The official route started at Willamette Park, opposite Oaks Park, and spanned three miles north to Tom McCall Waterfront Park. However, some savvy witches chose to launch from the river’s east bank to beat the crowds and paddle a shorter distance. The docks at Sellwood Riverfront Park and OMSI proved popular. A few out-of-town witches even figured out this secret sorcery, having traveled to these launches from as far away as Bellingham, Washington, and San Diego.

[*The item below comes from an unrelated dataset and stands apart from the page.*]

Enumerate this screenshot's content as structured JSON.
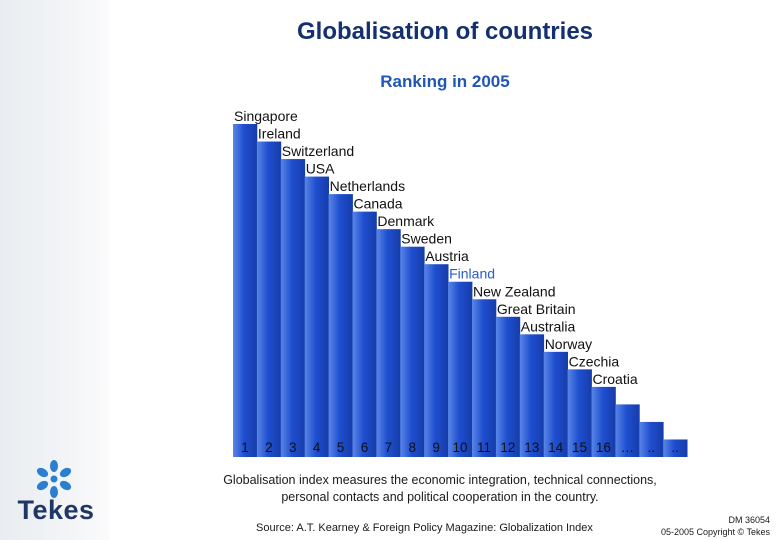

“Witches on the Willamette” is the brainchild of Portlander Ginny Kauffman, who enchants participants into donating to local charities in lieu of an entrance fee. This year’s event raised more than $2,600 for its designated beneficiaries – Stumptown Strays and the Sunshine Division. Kauffman shares future event dates and other details online – http://pdxsupwitches.com – and through the Portland SUP WOW Facebook group, which boasts more than 2,000 members.
By midday Saturday, October 28, pedestrians lined the Tillikum Crossing bridge railings to watch the witches. They marveled at the clever costumes floating by below, and the sunny skies above. One passerby wondered if the paddlers had managed to conjure up this perfect fall day.
Perhaps spells were cast. Only the witches know for sure.